Quando o PR demora quase dois dias a apresentar condolências à família do cor. Varela Gomes, falharam certamente os assessores que apenas leem jornais e veem TV.

É natural que em casa do ora PR não se falasse de um militar profissional envolvido na candidatura de Humberto Delgado, proferindo então os mais corajosos e galvanizadores discursos da campanha (1958); do protagonista da revolta da Sé, com Manuel Serra, um católico revolucionário (1959); do candidato da Oposição à Assembleia Nacional, com a autorização hierárquica habilidosamente conseguida (1961), numa lista de honrados e velhos democratas; do revolucionário que assaltou o quartel de Beja, mais uma vez com Manuel Serra, e o seu camarada cap. Eugénio de Oliveira, futuro grão-mestre do GOL, num ato preparado pelo gen. Humberto Delgado, que podia ter poupado o País à guerra colonial e a mais 13 anos de ditadura.

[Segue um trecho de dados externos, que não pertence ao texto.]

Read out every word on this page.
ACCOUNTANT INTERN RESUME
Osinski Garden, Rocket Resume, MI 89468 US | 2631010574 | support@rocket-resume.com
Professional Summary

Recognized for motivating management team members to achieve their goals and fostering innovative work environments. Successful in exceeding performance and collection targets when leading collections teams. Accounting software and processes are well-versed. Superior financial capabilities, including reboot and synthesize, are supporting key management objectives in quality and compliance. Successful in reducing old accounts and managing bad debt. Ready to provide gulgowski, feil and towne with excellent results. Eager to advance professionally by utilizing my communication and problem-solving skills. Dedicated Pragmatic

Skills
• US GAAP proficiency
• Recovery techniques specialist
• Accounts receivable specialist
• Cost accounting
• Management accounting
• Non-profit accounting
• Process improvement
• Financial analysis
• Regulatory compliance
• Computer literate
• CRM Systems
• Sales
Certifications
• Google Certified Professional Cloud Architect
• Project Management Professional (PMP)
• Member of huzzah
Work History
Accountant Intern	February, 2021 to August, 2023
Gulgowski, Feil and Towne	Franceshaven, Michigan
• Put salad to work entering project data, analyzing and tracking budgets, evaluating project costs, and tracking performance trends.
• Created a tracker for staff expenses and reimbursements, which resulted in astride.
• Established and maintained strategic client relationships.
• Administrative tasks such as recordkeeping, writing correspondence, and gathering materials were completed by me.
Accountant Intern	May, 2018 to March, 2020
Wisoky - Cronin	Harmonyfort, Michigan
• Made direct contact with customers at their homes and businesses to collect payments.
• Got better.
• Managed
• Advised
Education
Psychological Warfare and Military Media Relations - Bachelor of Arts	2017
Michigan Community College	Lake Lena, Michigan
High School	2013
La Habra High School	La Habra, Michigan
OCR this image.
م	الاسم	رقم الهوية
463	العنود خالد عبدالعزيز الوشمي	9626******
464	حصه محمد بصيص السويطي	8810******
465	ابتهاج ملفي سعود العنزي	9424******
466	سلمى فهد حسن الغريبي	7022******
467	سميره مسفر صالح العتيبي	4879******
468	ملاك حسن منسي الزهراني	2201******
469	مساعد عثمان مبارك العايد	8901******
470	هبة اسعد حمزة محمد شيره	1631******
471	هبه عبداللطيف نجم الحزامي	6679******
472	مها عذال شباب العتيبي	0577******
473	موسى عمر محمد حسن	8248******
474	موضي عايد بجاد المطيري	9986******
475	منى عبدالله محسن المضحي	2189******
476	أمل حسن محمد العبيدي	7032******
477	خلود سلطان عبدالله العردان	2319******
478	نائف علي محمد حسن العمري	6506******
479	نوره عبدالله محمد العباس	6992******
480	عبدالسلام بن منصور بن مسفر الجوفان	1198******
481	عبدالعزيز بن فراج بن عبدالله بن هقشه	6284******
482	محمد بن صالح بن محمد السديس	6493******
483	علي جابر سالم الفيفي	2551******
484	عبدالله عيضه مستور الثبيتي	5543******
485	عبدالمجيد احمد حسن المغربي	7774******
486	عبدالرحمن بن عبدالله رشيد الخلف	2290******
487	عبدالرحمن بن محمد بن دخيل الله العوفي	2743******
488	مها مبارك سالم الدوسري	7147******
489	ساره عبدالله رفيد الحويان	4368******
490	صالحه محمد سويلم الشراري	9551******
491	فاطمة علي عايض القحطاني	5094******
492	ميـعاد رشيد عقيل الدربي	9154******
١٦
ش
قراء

Prevenido do assalto ao quartel, o maj. Calapez Martins metralhou-o ao receber a ordem de prisão e feriu-o gravemente. Após várias cirurgias, sem rim esquerdo e baço, acabou preso no forte de Peniche, onde a intrépida mulher, Maria Eugénia, o visitava aos sábados, quando a Pide não lhe negava discricionariamente a visita, na companhia do seu advogado e amigo do casal, Joaquim Catanho de Meneses, futuro fundador do PS.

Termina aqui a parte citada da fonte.